Ambassador Fu indicated that the recent years have witnessed a fast growth of overseas Chinese students in UK. Most of the graduates have gone back to China for employment and become talents pushing for development in China. As China adjusts its economic structure, there has been a growing demand for high-level talents, in particular those with overseas working experience. Many Chinese students wish to work in British enterprises after graduation to accumulate experience. However given current regulations, it’s fairly difficult for Chinese students to hunt for jobs and get visas. Over the years, overseas Chinese students in America and other countries have got the chance to work in local enterprises. They have won favor of major Chinese companies because of their overseas working experience, and many have got into top management, serving as forces promoting commercial and investment cooperation between China and America and other countries. She expressed hopes that UK would value the precious resources of overseas Chinese students in UK, adjust employment policy targeted for Chinese students, facilitate more Chinese students to work in major British companies, and train talents for the benefits of Sino-British economic cooperation.

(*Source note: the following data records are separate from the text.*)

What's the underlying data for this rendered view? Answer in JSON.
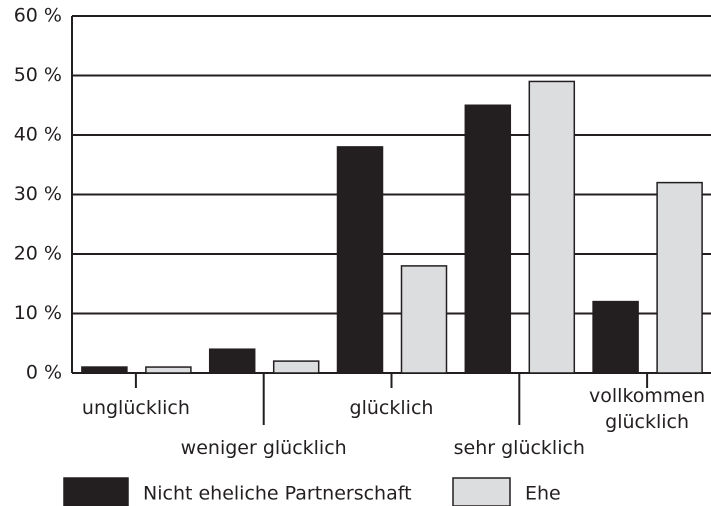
{
  "chart_data": {
    "type": "bar",
    "categories": [
      "unglücklich",
      "weniger glücklich",
      "glücklich",
      "sehr glücklich",
      "vollkommen glücklich"
    ],
    "series": [
      {
        "name": "Nicht eheliche Partnerschaft",
        "color": "#231f20",
        "values": [
          1,
          4,
          38,
          45,
          12
        ]
      },
      {
        "name": "Ehe",
        "color": "#dcddde",
        "values": [
          1,
          2,
          18,
          49,
          32
        ]
      }
    ],
    "ylim": [
      0,
      60
    ],
    "yticks": [
      {
        "value": 0,
        "label": "0 %"
      },
      {
        "value": 10,
        "label": "10 %"
      },
      {
        "value": 20,
        "label": "20 %"
      },
      {
        "value": 30,
        "label": "30 %"
      },
      {
        "value": 40,
        "label": "40 %"
      },
      {
        "value": 50,
        "label": "50 %"
      },
      {
        "value": 60,
        "label": "60 %"
      }
    ],
    "grid": true,
    "legend": "bottom"
  }
}
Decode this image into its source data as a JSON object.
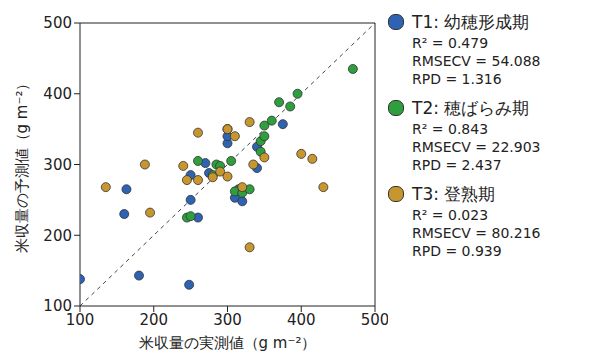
{
  "chart_data": {
    "type": "scatter",
    "xlabel": "米収量の実測値（g m⁻²）",
    "ylabel": "米収量の予測値（g m⁻²）",
    "xlim": [
      100,
      500
    ],
    "ylim": [
      100,
      500
    ],
    "xticks": [
      100,
      200,
      300,
      400,
      500
    ],
    "yticks": [
      100,
      200,
      300,
      400,
      500
    ],
    "line_style": "dashed",
    "series": [
      {
        "name": "T1: 幼穂形成期",
        "color": "#2e63b4",
        "stats": [
          {
            "label": "R² =",
            "value": 0.479
          },
          {
            "label": "RMSECV =",
            "value": 54.088
          },
          {
            "label": "RPD =",
            "value": 1.316
          }
        ],
        "x": [
          100,
          160,
          163,
          180,
          248,
          250,
          250,
          260,
          270,
          275,
          300,
          300,
          310,
          315,
          320,
          340,
          340,
          375
        ],
        "y": [
          138,
          230,
          265,
          143,
          130,
          250,
          285,
          225,
          302,
          288,
          330,
          340,
          253,
          265,
          248,
          295,
          325,
          357
        ]
      },
      {
        "name": "T2: 穂ばらみ期",
        "color": "#2e9e3e",
        "stats": [
          {
            "label": "R² =",
            "value": 0.843
          },
          {
            "label": "RMSECV =",
            "value": 22.903
          },
          {
            "label": "RPD =",
            "value": 2.437
          }
        ],
        "x": [
          245,
          250,
          260,
          280,
          285,
          290,
          300,
          305,
          310,
          320,
          330,
          345,
          345,
          350,
          350,
          360,
          370,
          385,
          395,
          470
        ],
        "y": [
          225,
          227,
          305,
          285,
          300,
          298,
          350,
          305,
          262,
          260,
          265,
          318,
          333,
          340,
          355,
          362,
          388,
          382,
          400,
          435
        ]
      },
      {
        "name": "T3: 登熟期",
        "color": "#c8962e",
        "stats": [
          {
            "label": "R² =",
            "value": 0.023
          },
          {
            "label": "RMSECV =",
            "value": 80.216
          },
          {
            "label": "RPD =",
            "value": 0.939
          }
        ],
        "x": [
          135,
          188,
          195,
          240,
          245,
          260,
          260,
          280,
          290,
          300,
          300,
          310,
          320,
          330,
          330,
          335,
          350,
          400,
          415,
          430
        ],
        "y": [
          268,
          300,
          232,
          298,
          278,
          345,
          278,
          282,
          290,
          283,
          350,
          340,
          268,
          360,
          183,
          300,
          310,
          315,
          308,
          268
        ]
      }
    ]
  }
}
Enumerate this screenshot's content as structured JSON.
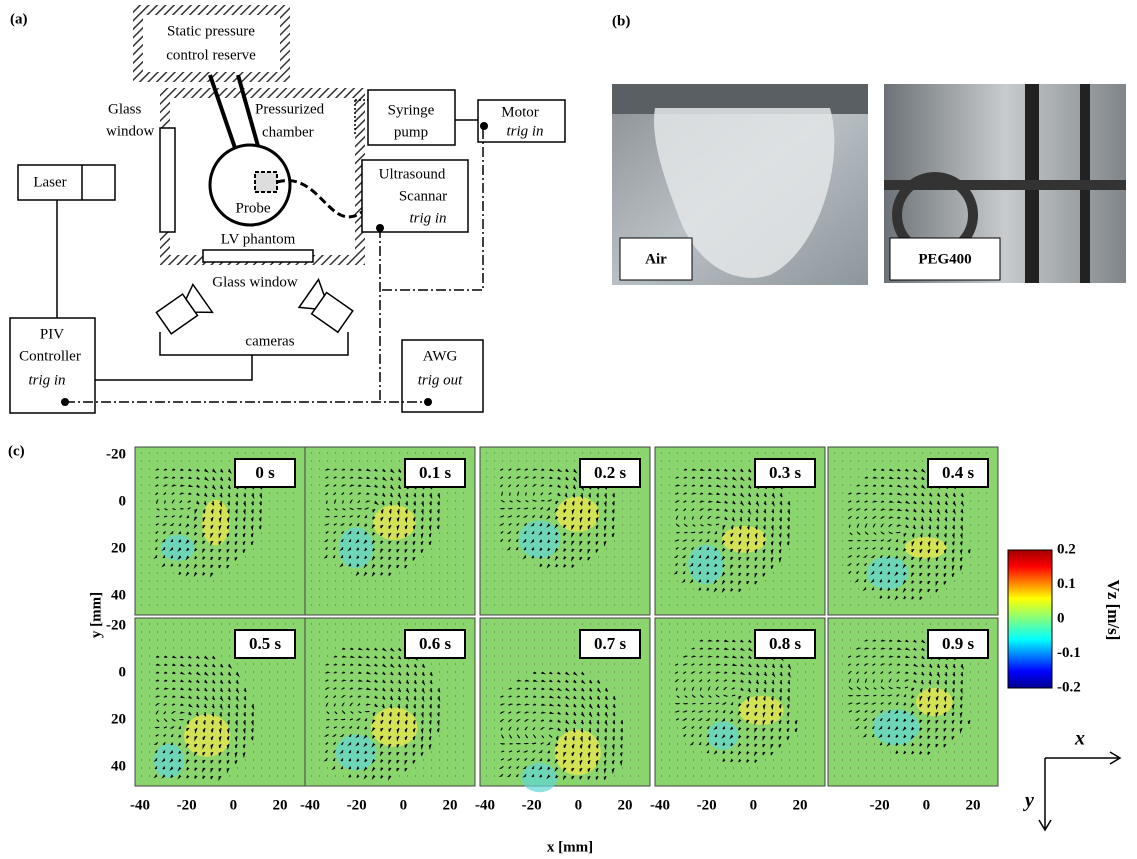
{
  "panel_labels": [
    "(a)",
    "(b)",
    "(c)"
  ],
  "schematic": {
    "static_pressure": [
      "Static pressure",
      "control reserve"
    ],
    "glass_window_side": [
      "Glass",
      "window"
    ],
    "pressurized_chamber": [
      "Pressurized",
      "chamber"
    ],
    "syringe_pump": [
      "Syringe",
      "pump"
    ],
    "motor": {
      "name": "Motor",
      "trigger": "trig in"
    },
    "laser": "Laser",
    "probe": "Probe",
    "ultrasound": {
      "name": [
        "Ultrasound",
        "Scannar"
      ],
      "trigger": "trig in"
    },
    "lv_phantom": "LV phantom",
    "glass_window_bottom": "Glass window",
    "cameras": "cameras",
    "piv": {
      "name": [
        "PIV",
        "Controller"
      ],
      "trigger": "trig in"
    },
    "awg": {
      "name": "AWG",
      "trigger": "trig out"
    }
  },
  "photos": [
    "Air",
    "PEG400"
  ],
  "piv_panels": {
    "times": [
      "0 s",
      "0.1 s",
      "0.2 s",
      "0.3 s",
      "0.4 s",
      "0.5 s",
      "0.6 s",
      "0.7 s",
      "0.8 s",
      "0.9 s"
    ],
    "y_label": "y [mm]",
    "x_label": "x [mm]",
    "y_ticks": [
      -20,
      0,
      20,
      40
    ],
    "x_ticks": [
      -40,
      -20,
      0,
      20
    ],
    "colorbar": {
      "label": "Vz [m/s]",
      "ticks": [
        0.2,
        0.1,
        0,
        -0.1,
        -0.2
      ]
    },
    "axes": [
      "x",
      "y"
    ]
  }
}
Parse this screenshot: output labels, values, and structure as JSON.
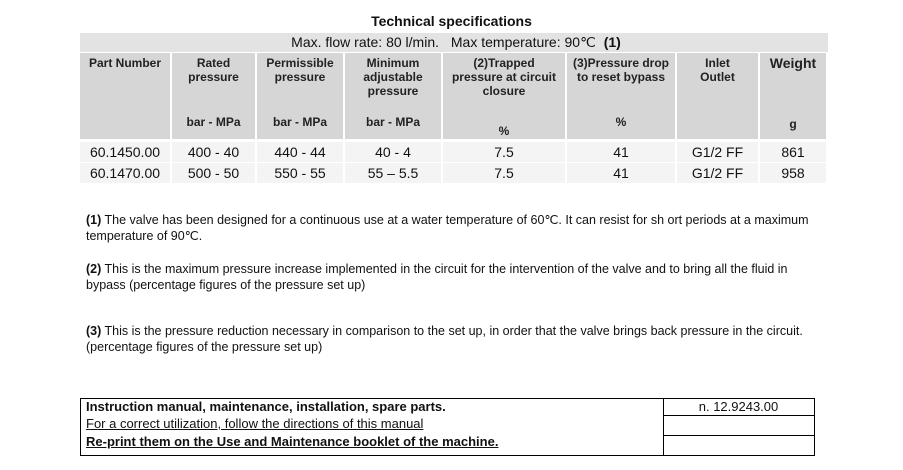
{
  "title": "Technical specifications",
  "subtitle": {
    "flow": "Max. flow rate: 80 l/min.",
    "temperature": "Max temperature: 90℃",
    "note": "(1)"
  },
  "table": {
    "headers": [
      [
        "Part Number"
      ],
      [
        "Rated",
        "pressure"
      ],
      [
        "Permissible",
        "pressure"
      ],
      [
        "Minimum",
        "adjustable",
        "pressure"
      ],
      [
        "(2)Trapped",
        "pressure  at circuit",
        "closure"
      ],
      [
        "(3)Pressure drop",
        "to reset bypass"
      ],
      [
        "Inlet",
        "Outlet"
      ],
      [
        "Weight"
      ]
    ],
    "units": [
      null,
      "bar - MPa",
      "bar - MPa",
      "bar - MPa",
      "%",
      "%",
      null,
      "g"
    ],
    "rows": [
      [
        "60.1450.00",
        "400 - 40",
        "440 - 44",
        "40 - 4",
        "7.5",
        "41",
        "G1/2 FF",
        "861"
      ],
      [
        "60.1470.00",
        "500 - 50",
        "550 - 55",
        "55 – 5.5",
        "7.5",
        "41",
        "G1/2 FF",
        "958"
      ]
    ]
  },
  "notes": [
    {
      "marker": "(1)",
      "text": " The valve has been designed for a continuous use at a water temperature of 60℃. It can resist for sh ort periods at a maximum temperature of 90℃."
    },
    {
      "marker": "(2)",
      "text": " This is the maximum pressure increase implemented in the circuit for the intervention of the valve and to bring all the fluid in bypass (percentage figures of the pressure set up)"
    },
    {
      "marker": "(3)",
      "text": " This is the pressure reduction necessary in comparison to the set up, in order that the valve brings back pressure in the circuit. (percentage figures of the pressure set up)"
    }
  ],
  "footer": {
    "heading": "Instruction manual, maintenance, installation, spare parts.",
    "line": "For a correct utilization, follow the directions of this manual",
    "reprint": "Re-print them on the Use and Maintenance booklet of the machine.",
    "code": "n. 12.9243.00"
  }
}
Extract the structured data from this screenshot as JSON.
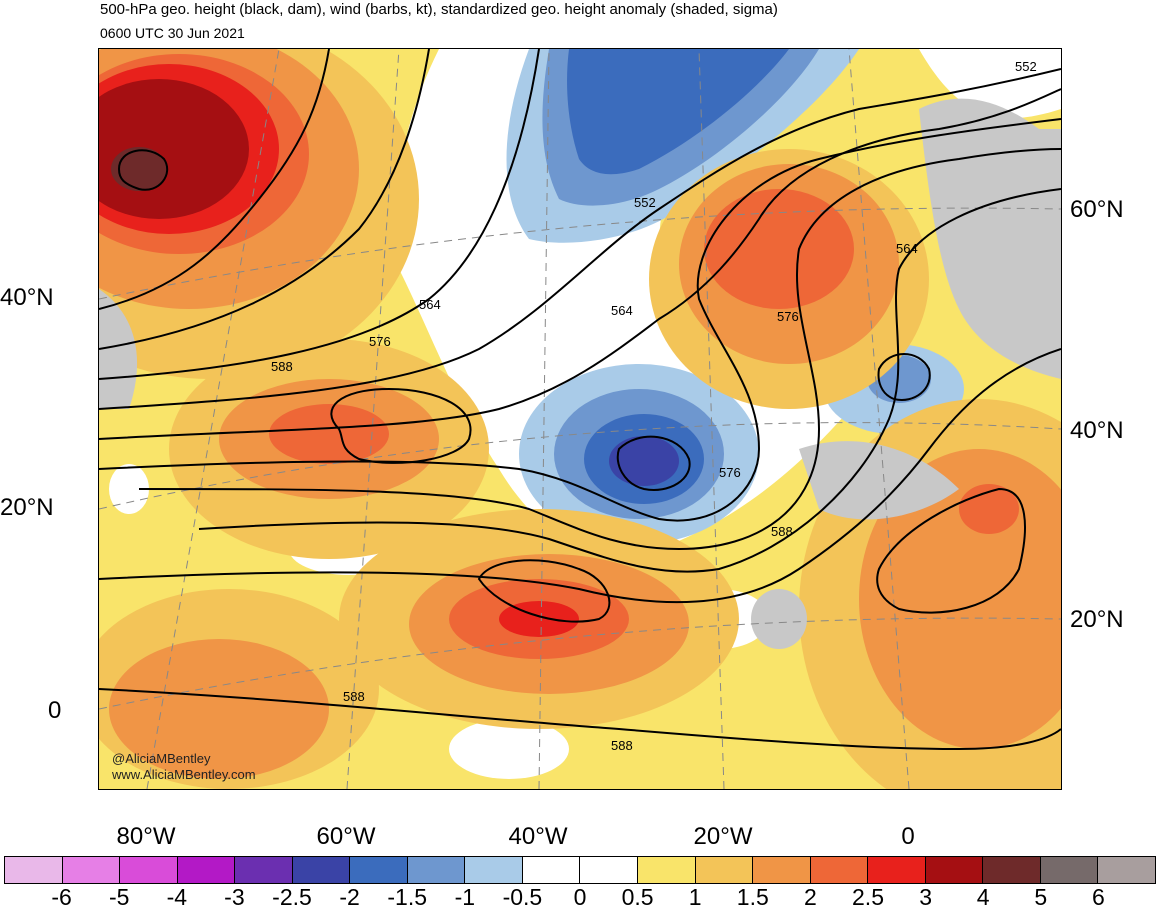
{
  "header": {
    "title": "500-hPa geo. height (black, dam), wind (barbs, kt), standardized geo. height anomaly (shaded, sigma)",
    "valid_time": "0600 UTC 30 Jun 2021"
  },
  "map": {
    "lat_labels_left": [
      "40°N",
      "20°N",
      "0"
    ],
    "lat_labels_right": [
      "60°N",
      "40°N",
      "20°N"
    ],
    "lon_labels": [
      "80°W",
      "60°W",
      "40°W",
      "20°W",
      "0"
    ],
    "contour_labels": [
      "552",
      "552",
      "564",
      "564",
      "564",
      "576",
      "576",
      "576",
      "588",
      "588",
      "588",
      "588"
    ],
    "credit_handle": "@AliciaMBentley",
    "credit_url": "www.AliciaMBentley.com"
  },
  "colorbar": {
    "colors": [
      "#e9b8e9",
      "#e67fe6",
      "#d94cd9",
      "#b319c6",
      "#6b2fb0",
      "#3a43a6",
      "#3b6cbd",
      "#6e97cf",
      "#a9cbe8",
      "#ffffff",
      "#ffffff",
      "#f9e46a",
      "#f3c458",
      "#f09546",
      "#ee6737",
      "#e8211c",
      "#a50f12",
      "#6e2a2a",
      "#766a6a",
      "#a89e9e"
    ],
    "tick_labels": [
      "-6",
      "-5",
      "-4",
      "-3",
      "-2.5",
      "-2",
      "-1.5",
      "-1",
      "-0.5",
      "0",
      "0.5",
      "1",
      "1.5",
      "2",
      "2.5",
      "3",
      "4",
      "5",
      "6"
    ]
  }
}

Fu Ying noted that the high expenses of student visa extension should be given due attention by the British side. Many Chinese students will flinch at increased expenses. Students have reacted strongly and many British schools also have complaints.From a long-term perspective, this will affect Sino-British educational cooperation.
Byrne thanked Ambassador Fu for her advice of giving more employment opportunities to Chinese students, and promised to give it further consideration. He also indicated that efforts are being made to simplify student visa categories.
On staff shortage of Chinese restaurants that the Chinese community have reacted strongly, Fu Ying said the immigration point system recently launched by the British government and the fact of publicizing on Border Agency website the list of those restaurants fined for employing illegal labor have challenged the development of Chinese catering industry. Over 10,000 Chinese restaurants and take away restaurants in UK are under great pressure, and even risk closures. Fu once again expressed her hopes that the British side would give full consideration to the particularity of Chinese catering industry and lower access threshold of cooks. Byrne noted that his previous personal visits to Chinese restaurants and talks with Chinese cooks gave him new understanding of the Chinese catering industry. MAC will publish at the end of August staff shortage report of various trades including the Chinese catering industry.
The two sides also exchanged views on the implementation of the MOU on facilitating legal travel and combating illegal migration.